As I continue to learn myself, I continue to grow as an individual thus becoming more available as an advocate for HIV.
I was picking and choosing the people I would be honest with and whom I would speak to.
This art of lying seems to come easy to me as I have been living a lie for so long. Last night
I came clean on my personal facebook page about how I feel about living with HIV, I turned the tables of me; I said what I see as my story.
I cannot partially engage in the Stigma (by being silent) then act as if I am a help to the community.
So it’s out there. Some are ok and some not. This does not change how I see myself. I am a strong woman who has overcome so much.
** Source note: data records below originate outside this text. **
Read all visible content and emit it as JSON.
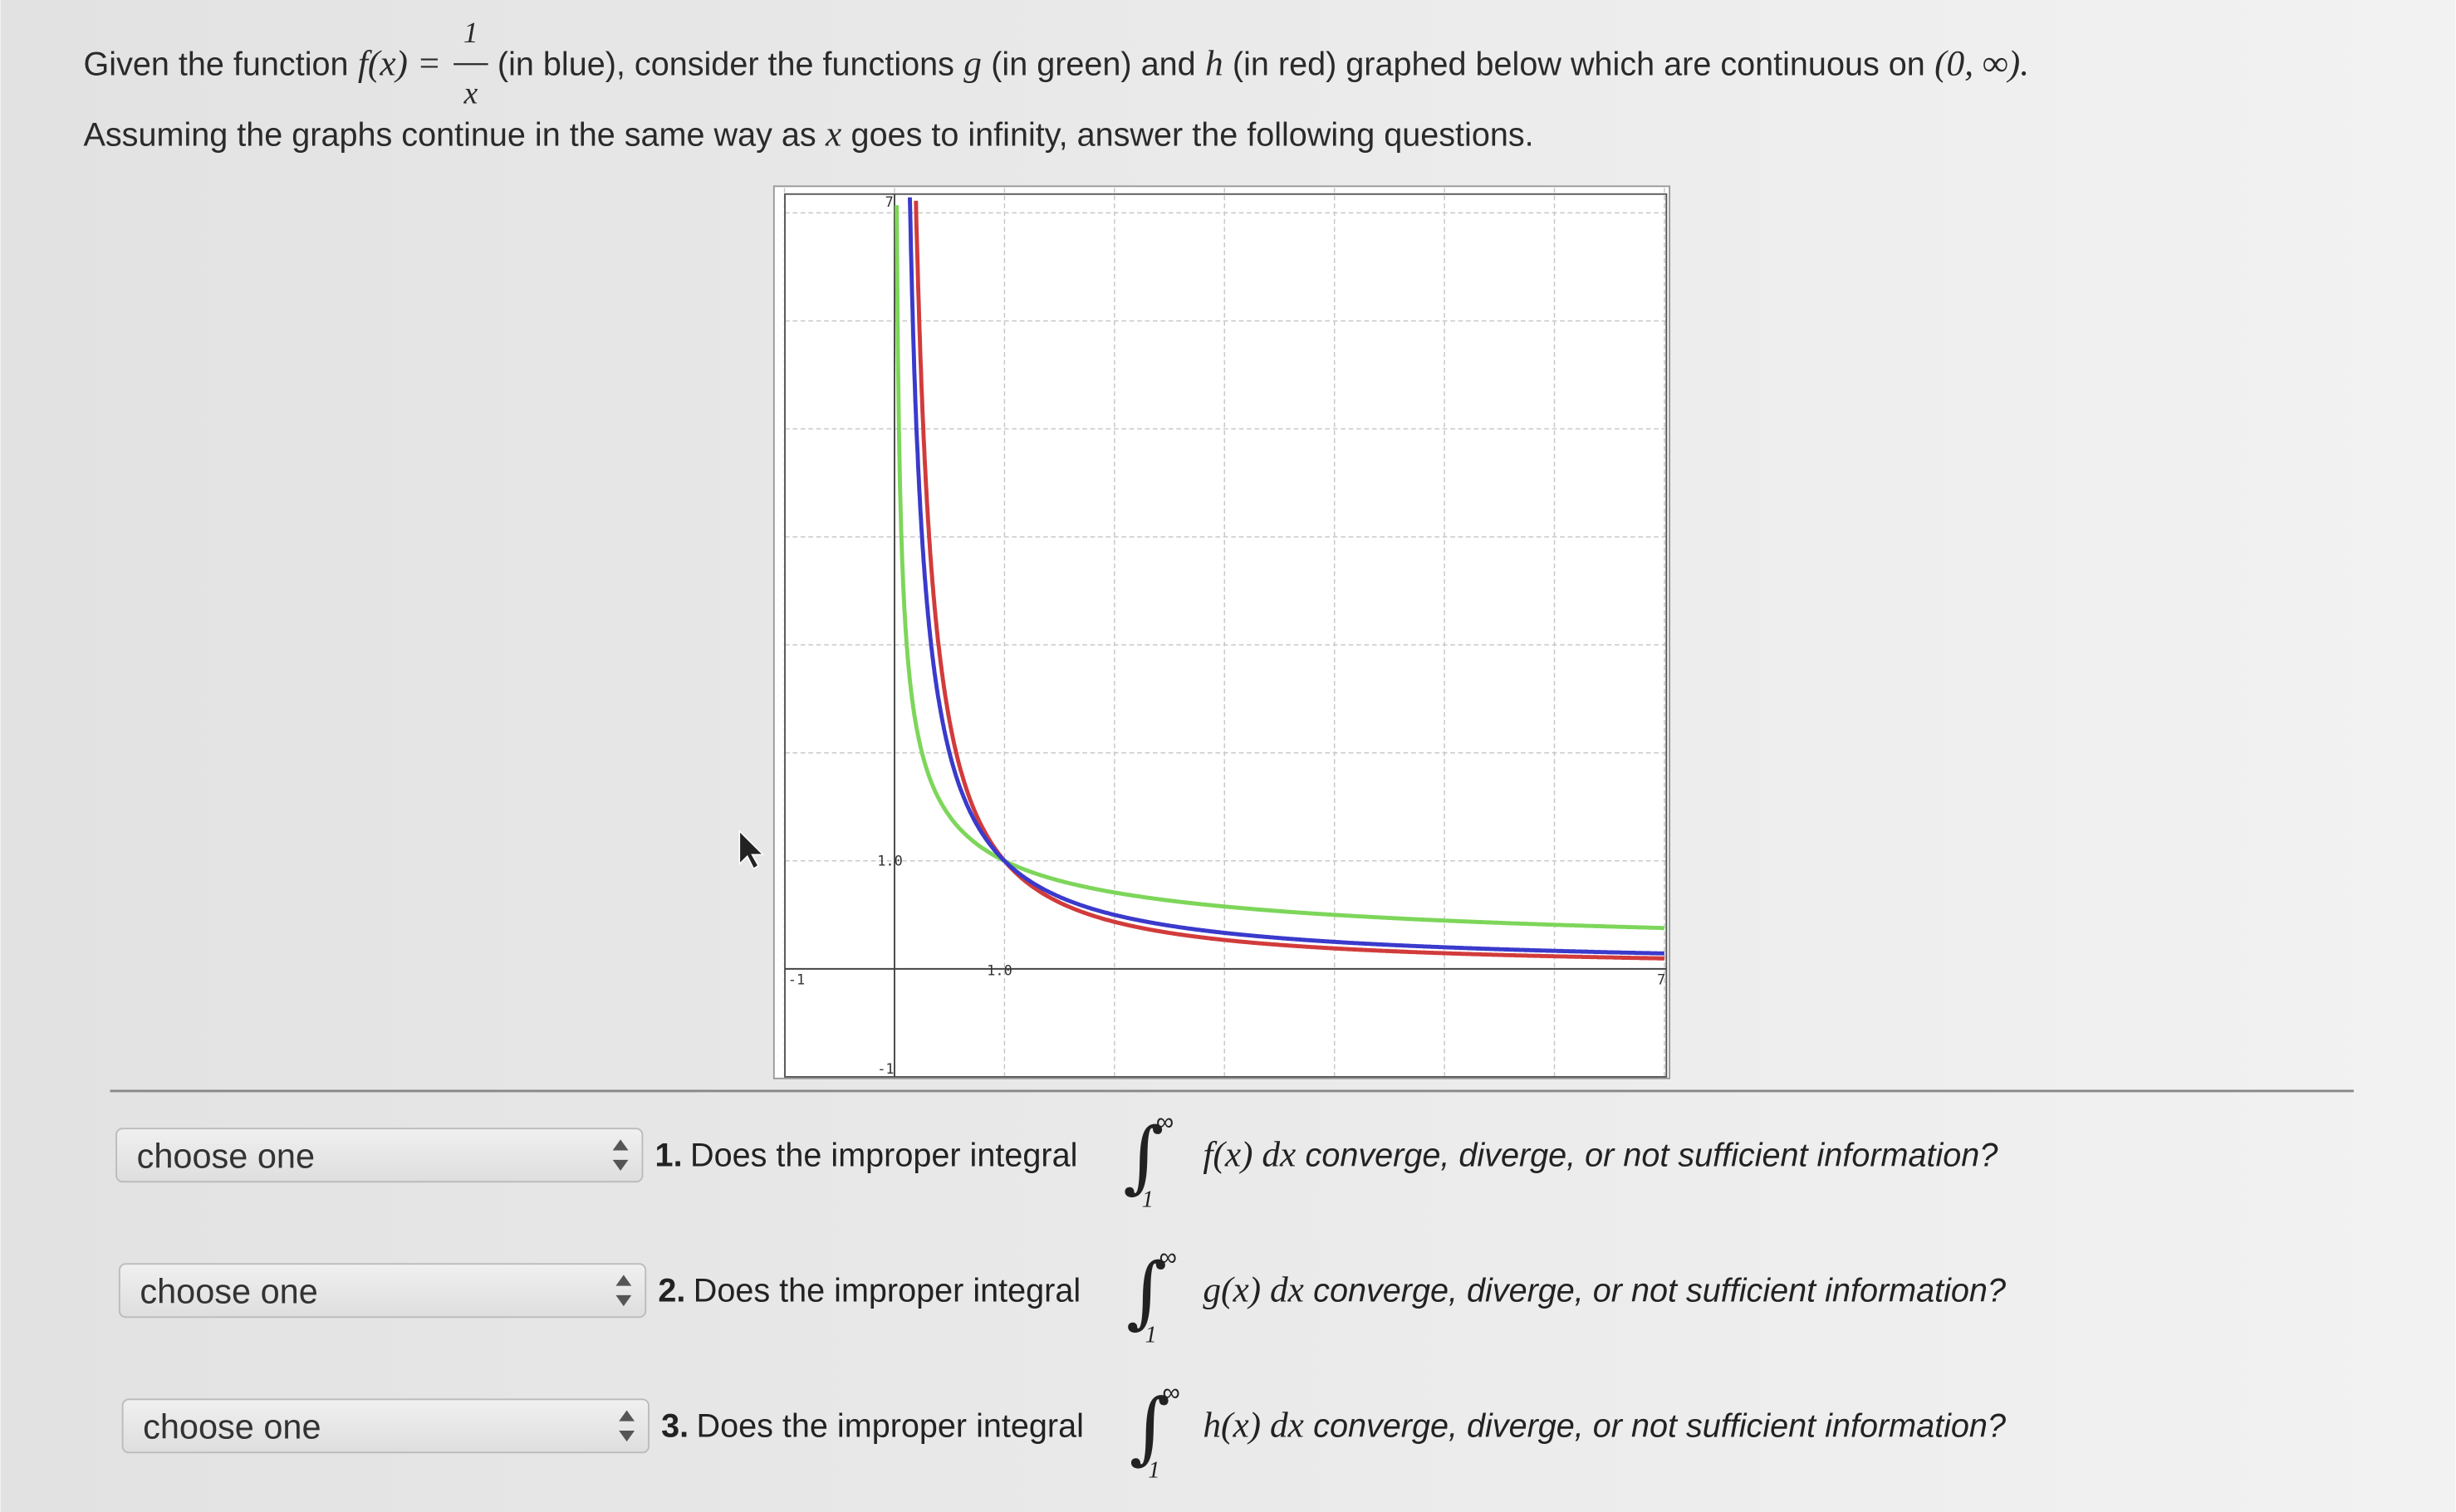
{
  "prompt": {
    "line1": [
      "Given the function",
      "f(x) =",
      "(in blue), consider the functions",
      "g",
      "(in green) and",
      "h",
      "(in red) graphed below which are continuous on",
      "(0, ∞)."
    ],
    "fraction": {
      "numerator": "1",
      "denominator": "x"
    },
    "line2": [
      "Assuming the graphs continue in the same way as",
      "x",
      "goes to infinity, answer the following questions."
    ]
  },
  "graph": {
    "y_axis_one": "1.0",
    "x_axis_one": "1.0",
    "x_left": "-1",
    "x_right": "7",
    "y_bottom": "-1",
    "y_top": "7"
  },
  "questions": [
    {
      "select": "choose one",
      "number": "1.",
      "text": "Does the improper integral",
      "upper": "∞",
      "lower": "1",
      "integrand": "f(x) dx",
      "rest": "converge, diverge, or not sufficient information?"
    },
    {
      "select": "choose one",
      "number": "2.",
      "text": "Does the improper integral",
      "upper": "∞",
      "lower": "1",
      "integrand": "g(x) dx",
      "rest": "converge, diverge, or not sufficient information?"
    },
    {
      "select": "choose one",
      "number": "3.",
      "text": "Does the improper integral",
      "upper": "∞",
      "lower": "1",
      "integrand": "h(x) dx",
      "rest": "converge, diverge, or not sufficient information?"
    }
  ]
}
I am a battle to reckon with. I, as of now, speak my truth, my story, no partial story or covering up what one might have heard.
I am available, I study daily to ensure I can give accurate answers or give direction where to find the correct sources for the answers.
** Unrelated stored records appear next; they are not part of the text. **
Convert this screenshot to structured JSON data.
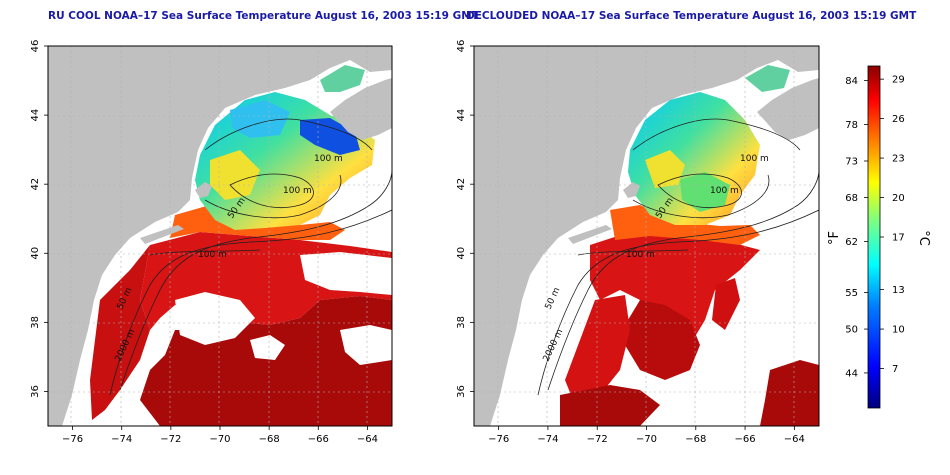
{
  "panels": [
    {
      "title": "RU COOL NOAA–17 Sea Surface Temperature August 16, 2003 15:19 GMT",
      "kind": "raw",
      "contour_labels": [
        "100 m",
        "100 m",
        "50 m",
        "100 m",
        "50 m",
        "2000 m"
      ]
    },
    {
      "title": "DECLOUDED NOAA–17 Sea Surface Temperature August 16, 2003 15:19 GMT",
      "kind": "declouded",
      "contour_labels": [
        "100 m",
        "100 m",
        "50 m",
        "100 m",
        "50 m",
        "2000 m"
      ]
    }
  ],
  "axes": {
    "lon_ticks": [
      "−76",
      "−74",
      "−72",
      "−70",
      "−68",
      "−66",
      "−64"
    ],
    "lat_ticks": [
      "36",
      "38",
      "40",
      "42",
      "44",
      "46"
    ],
    "lon_range": [
      -77,
      -63
    ],
    "lat_range": [
      35,
      46
    ]
  },
  "colorbar": {
    "fahrenheit_ticks": [
      "84",
      "78",
      "73",
      "68",
      "62",
      "55",
      "50",
      "44"
    ],
    "celsius_ticks": [
      "29",
      "26",
      "23",
      "20",
      "17",
      "13",
      "10",
      "7"
    ],
    "fahrenheit_label": "°F",
    "celsius_label": "°C",
    "range_c": [
      4,
      30
    ],
    "colors": [
      "#00007f",
      "#0000ff",
      "#007fff",
      "#00ffff",
      "#7fff7f",
      "#ffff00",
      "#ff7f00",
      "#ff0000",
      "#7f0000"
    ]
  },
  "colors": {
    "land": "#c0c0c0",
    "title": "#1a1aa6",
    "ocean_warm": "#d01010",
    "ocean_deep": "#a80808"
  }
}
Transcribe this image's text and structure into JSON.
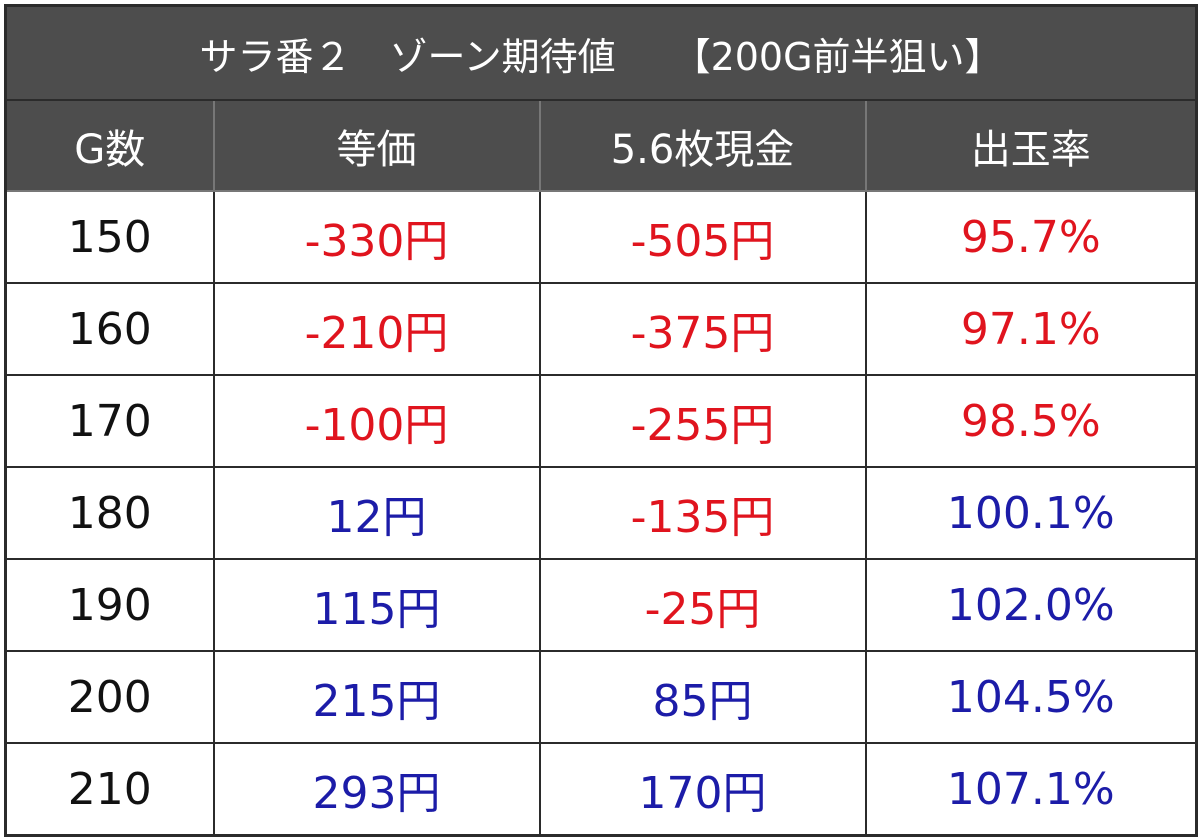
{
  "table": {
    "title": "サラ番２　ゾーン期待値　　【200G前半狙い】",
    "header": [
      "G数",
      "等価",
      "5.6枚現金",
      "出玉率"
    ],
    "rows": [
      [
        {
          "text": "150",
          "color": "#111111"
        },
        {
          "text": "-330円",
          "color": "#e0141e"
        },
        {
          "text": "-505円",
          "color": "#e0141e"
        },
        {
          "text": "95.7%",
          "color": "#e0141e"
        }
      ],
      [
        {
          "text": "160",
          "color": "#111111"
        },
        {
          "text": "-210円",
          "color": "#e0141e"
        },
        {
          "text": "-375円",
          "color": "#e0141e"
        },
        {
          "text": "97.1%",
          "color": "#e0141e"
        }
      ],
      [
        {
          "text": "170",
          "color": "#111111"
        },
        {
          "text": "-100円",
          "color": "#e0141e"
        },
        {
          "text": "-255円",
          "color": "#e0141e"
        },
        {
          "text": "98.5%",
          "color": "#e0141e"
        }
      ],
      [
        {
          "text": "180",
          "color": "#111111"
        },
        {
          "text": "12円",
          "color": "#1c1ca8"
        },
        {
          "text": "-135円",
          "color": "#e0141e"
        },
        {
          "text": "100.1%",
          "color": "#1c1ca8"
        }
      ],
      [
        {
          "text": "190",
          "color": "#111111"
        },
        {
          "text": "115円",
          "color": "#1c1ca8"
        },
        {
          "text": "-25円",
          "color": "#e0141e"
        },
        {
          "text": "102.0%",
          "color": "#1c1ca8"
        }
      ],
      [
        {
          "text": "200",
          "color": "#111111"
        },
        {
          "text": "215円",
          "color": "#1c1ca8"
        },
        {
          "text": "85円",
          "color": "#1c1ca8"
        },
        {
          "text": "104.5%",
          "color": "#1c1ca8"
        }
      ],
      [
        {
          "text": "210",
          "color": "#111111"
        },
        {
          "text": "293円",
          "color": "#1c1ca8"
        },
        {
          "text": "170円",
          "color": "#1c1ca8"
        },
        {
          "text": "107.1%",
          "color": "#1c1ca8"
        }
      ]
    ]
  }
}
I am not afraid of HIV so why would I let others’ opinions of me take this from me. Knowledge is only power when we use it.
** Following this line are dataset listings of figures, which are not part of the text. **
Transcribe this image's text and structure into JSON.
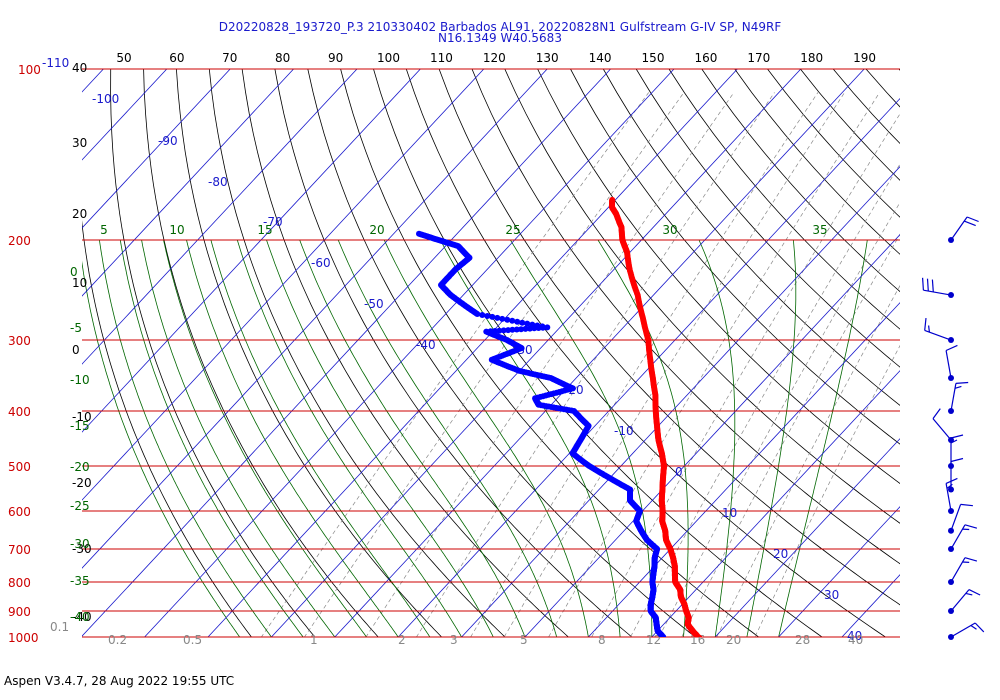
{
  "header": {
    "title_line1": "D20220828_193720_P.3 210330402 Barbados AL91, 20220828N1 Gulfstream G-IV SP, N49RF",
    "title_line2": "N16.1349 W40.5683"
  },
  "footer": {
    "text": "Aspen V3.4.7, 28 Aug 2022  19:55 UTC"
  },
  "colors": {
    "isobar": "#cc0000",
    "isotherm": "#1a1acc",
    "dry_adiabat": "#000000",
    "moist_adiabat": "#006600",
    "mixing_ratio": "#888888",
    "temperature": "#ff0000",
    "dewpoint": "#0000ff",
    "wind": "#0000cc"
  },
  "chart_data": {
    "type": "skew-t log-p",
    "title": "D20220828_193720_P.3 210330402 Barbados AL91, 20220828N1 Gulfstream G-IV SP, N49RF",
    "subtitle": "N16.1349 W40.5683",
    "pressure_levels": [
      100,
      200,
      300,
      400,
      500,
      600,
      700,
      800,
      900,
      1000
    ],
    "pressure_tick_labels": [
      "100",
      "200",
      "300",
      "400",
      "500",
      "600",
      "700",
      "800",
      "900",
      "1000"
    ],
    "pressure_top_extra_label": "-110",
    "isotherm_labels": [
      "-100",
      "-90",
      "-80",
      "-70",
      "-60",
      "-50",
      "-40",
      "-30",
      "-20",
      "-10",
      "0",
      "10",
      "20",
      "30",
      "40"
    ],
    "theta_top_labels": [
      "50",
      "60",
      "70",
      "80",
      "90",
      "100",
      "110",
      "120",
      "130",
      "140",
      "150",
      "160",
      "170",
      "180",
      "190"
    ],
    "theta_left_labels": [
      "40",
      "30",
      "20",
      "10",
      "0",
      "-10",
      "-20",
      "-30",
      "-40"
    ],
    "thetae_row_labels": [
      "5",
      "10",
      "15",
      "20",
      "25",
      "30",
      "35"
    ],
    "thetae_left_labels": [
      "0",
      "-5",
      "-10",
      "-15",
      "-20",
      "-25",
      "-30",
      "-35",
      "-40"
    ],
    "mixing_ratio_labels": [
      "0.1",
      "0.2",
      "0.5",
      "1",
      "2",
      "3",
      "5",
      "8",
      "12",
      "16",
      "20",
      "28",
      "40"
    ],
    "temperature_profile": [
      [
        1012,
        28.3
      ],
      [
        1000,
        27.3
      ],
      [
        975,
        25.5
      ],
      [
        950,
        23.8
      ],
      [
        925,
        23.0
      ],
      [
        900,
        21.6
      ],
      [
        875,
        20.3
      ],
      [
        850,
        18.7
      ],
      [
        825,
        17.5
      ],
      [
        800,
        15.6
      ],
      [
        775,
        14.4
      ],
      [
        750,
        13.2
      ],
      [
        725,
        11.7
      ],
      [
        700,
        10.0
      ],
      [
        675,
        8.0
      ],
      [
        650,
        6.5
      ],
      [
        625,
        4.6
      ],
      [
        600,
        3.2
      ],
      [
        575,
        1.5
      ],
      [
        550,
        0.0
      ],
      [
        525,
        -1.6
      ],
      [
        500,
        -3.2
      ],
      [
        475,
        -5.4
      ],
      [
        450,
        -7.9
      ],
      [
        425,
        -10.2
      ],
      [
        400,
        -12.6
      ],
      [
        375,
        -15.0
      ],
      [
        350,
        -17.9
      ],
      [
        325,
        -21.0
      ],
      [
        300,
        -24.2
      ],
      [
        275,
        -28.2
      ],
      [
        250,
        -32.5
      ],
      [
        225,
        -37.6
      ],
      [
        210,
        -40.5
      ],
      [
        200,
        -43.0
      ],
      [
        190,
        -45.0
      ],
      [
        180,
        -47.8
      ],
      [
        175,
        -49.5
      ],
      [
        170,
        -50.5
      ]
    ],
    "dewpoint_profile": [
      [
        1012,
        22.0
      ],
      [
        1000,
        21.8
      ],
      [
        975,
        20.0
      ],
      [
        950,
        18.9
      ],
      [
        925,
        17.8
      ],
      [
        900,
        16.0
      ],
      [
        875,
        15.0
      ],
      [
        850,
        14.2
      ],
      [
        825,
        13.3
      ],
      [
        800,
        12.0
      ],
      [
        775,
        11.0
      ],
      [
        750,
        10.0
      ],
      [
        725,
        8.8
      ],
      [
        700,
        7.9
      ],
      [
        675,
        5.0
      ],
      [
        650,
        2.7
      ],
      [
        625,
        0.5
      ],
      [
        600,
        -0.4
      ],
      [
        575,
        -3.5
      ],
      [
        550,
        -5.1
      ],
      [
        525,
        -10.0
      ],
      [
        500,
        -15.0
      ],
      [
        475,
        -19.5
      ],
      [
        450,
        -20.2
      ],
      [
        425,
        -21.0
      ],
      [
        400,
        -25.5
      ],
      [
        390,
        -32.0
      ],
      [
        380,
        -33.5
      ],
      [
        365,
        -29.0
      ],
      [
        350,
        -34.0
      ],
      [
        340,
        -40.0
      ],
      [
        325,
        -46.0
      ],
      [
        310,
        -43.0
      ],
      [
        300,
        -46.5
      ],
      [
        290,
        -51.0
      ],
      [
        285,
        -42.0
      ],
      [
        270,
        -55.0
      ],
      [
        260,
        -58.5
      ],
      [
        250,
        -62.0
      ],
      [
        240,
        -65.0
      ],
      [
        225,
        -65.0
      ],
      [
        215,
        -64.5
      ],
      [
        205,
        -68.0
      ],
      [
        200,
        -72.0
      ],
      [
        195,
        -76.0
      ]
    ],
    "wind_profile_kt": [
      [
        200,
        20
      ],
      [
        250,
        30
      ],
      [
        300,
        15
      ],
      [
        350,
        10
      ],
      [
        400,
        15
      ],
      [
        450,
        10
      ],
      [
        500,
        15
      ],
      [
        550,
        10
      ],
      [
        600,
        15
      ],
      [
        650,
        10
      ],
      [
        700,
        15
      ],
      [
        800,
        15
      ],
      [
        900,
        15
      ],
      [
        1000,
        15
      ]
    ],
    "grid": true,
    "legend": "none"
  }
}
Thanks to all the women who have helped me to embrace myself - every part of me.
Today I followed up on my fb with and open invitation to anyone with questions or concerns on HIV. I am not an expert. I know my travels and I know I can help others. Fear will not be in the way. I stand strong and united with the thousands of women who too are fighting this crazy world full of "Stigma, hate, and Ignorance" I am proud to be a part of such a force.